To all those reading this I am David Gibbs; I am a Lecturer in Law at the University of East Anglia.

I created this blog as a general out-let of ideas for my research, as well as keeping those interested up-to-date on my research and general interests.

I completed my PhD thesis at the University of East Anglia in 2014. The thesis was recommended for the award of PhD with no corrections. My external examiner was Prof. Simon Deakin (Cambridge) and internal examiner was Prof. Morten Hviid.
My PhD research centred on directors' duties and company law. The thesis was titled 'Non-Executive Self-Interest: Fiduciary Duties and Corporate Governance'. It was a doctrinal and empirical study on whether self-interest was suitably controlled amongst non-executive directors.
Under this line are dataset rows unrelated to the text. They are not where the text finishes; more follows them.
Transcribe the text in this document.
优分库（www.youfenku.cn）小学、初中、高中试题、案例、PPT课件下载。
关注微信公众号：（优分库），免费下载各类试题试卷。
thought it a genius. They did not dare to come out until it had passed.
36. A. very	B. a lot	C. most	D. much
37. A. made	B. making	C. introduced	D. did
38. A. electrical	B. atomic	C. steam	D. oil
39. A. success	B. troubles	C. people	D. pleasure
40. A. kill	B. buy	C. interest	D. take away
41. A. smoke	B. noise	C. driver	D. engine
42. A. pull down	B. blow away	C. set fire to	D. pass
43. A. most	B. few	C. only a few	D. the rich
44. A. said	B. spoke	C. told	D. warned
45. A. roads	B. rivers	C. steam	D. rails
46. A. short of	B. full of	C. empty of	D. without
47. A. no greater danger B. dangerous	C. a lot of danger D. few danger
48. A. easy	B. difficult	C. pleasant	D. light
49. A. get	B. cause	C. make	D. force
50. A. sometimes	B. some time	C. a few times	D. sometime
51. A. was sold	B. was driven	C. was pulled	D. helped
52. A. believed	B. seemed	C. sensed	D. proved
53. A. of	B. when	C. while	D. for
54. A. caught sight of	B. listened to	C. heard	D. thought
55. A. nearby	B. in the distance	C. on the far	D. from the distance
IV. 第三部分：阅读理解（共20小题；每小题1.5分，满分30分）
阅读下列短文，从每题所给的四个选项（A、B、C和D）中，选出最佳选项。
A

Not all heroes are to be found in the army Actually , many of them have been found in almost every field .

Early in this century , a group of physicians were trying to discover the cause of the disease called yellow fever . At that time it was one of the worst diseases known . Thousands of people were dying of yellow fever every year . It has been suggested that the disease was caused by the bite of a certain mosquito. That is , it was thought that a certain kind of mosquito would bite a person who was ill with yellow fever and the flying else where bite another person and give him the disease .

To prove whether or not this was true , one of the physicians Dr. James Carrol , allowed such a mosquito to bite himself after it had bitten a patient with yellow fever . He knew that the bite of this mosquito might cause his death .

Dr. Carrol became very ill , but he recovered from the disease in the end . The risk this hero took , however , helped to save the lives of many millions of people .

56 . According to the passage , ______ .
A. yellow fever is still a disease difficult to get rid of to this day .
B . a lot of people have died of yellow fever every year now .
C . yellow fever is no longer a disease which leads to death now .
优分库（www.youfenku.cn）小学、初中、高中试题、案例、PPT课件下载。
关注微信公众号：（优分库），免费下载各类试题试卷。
My supervisors were Prof. Mathias Siems, Prof. Duncan Sheehan, Dr. Sara Connolly and Dr. Rob Heywood

All opinions of any existing or future blogpost are my own. They do not necessarily represent the views of any of my associated institutions.
ORCID 0000-0002-6596-8536



Monday, 26 January 2015

Forthcoming Publication

In the coming months I will have a publication released on the director's duty to avoid a conflict of interest. It is titled 'The absolute limit of directors' fiduciary liability for conflicts of interest: The director's perspective'. I shall provide the citation when I have one.

The abstract is below and the analysis incorporates new authorities on the issue from the last 6 years including: FHR European Ventures LLP v Cedar Capital Partners LLC [2014] UKSC 45; Halcyon House v Baines [2014] EWHC 2216; The Northampton Regional Livestock Centre Company Ltd v Cowling [2014] EWHC 30 (QB); Ross River Ltd v Waveley Commercial Ltd [2013] EWCA Civ 910; Ranson v Customer Systems [2012] EWCA Civ 841; Rossetti Marketing Ltd v Diamond Sofa Company Ltd [2012] EWCA Civ 1021; Cambridge v Makin [2011] EWHC 12 (QB); JD Wetherspoons plc v Van de Berg & Co Ltd [2009] EWHC 639; and Re Allied Business [2009] EWCA 751.

Abstract

The absolute limits of fiduciary loyalty are misunderstood in the context of directors as analyses focus on the interests of the principal alone. This article will demonstrate that such an approach is inconsistent with traditional fiduciary analysis and that it is the specific undertaking to the principal’s interests that determine the limits of loyalty in a fiduciary relationship.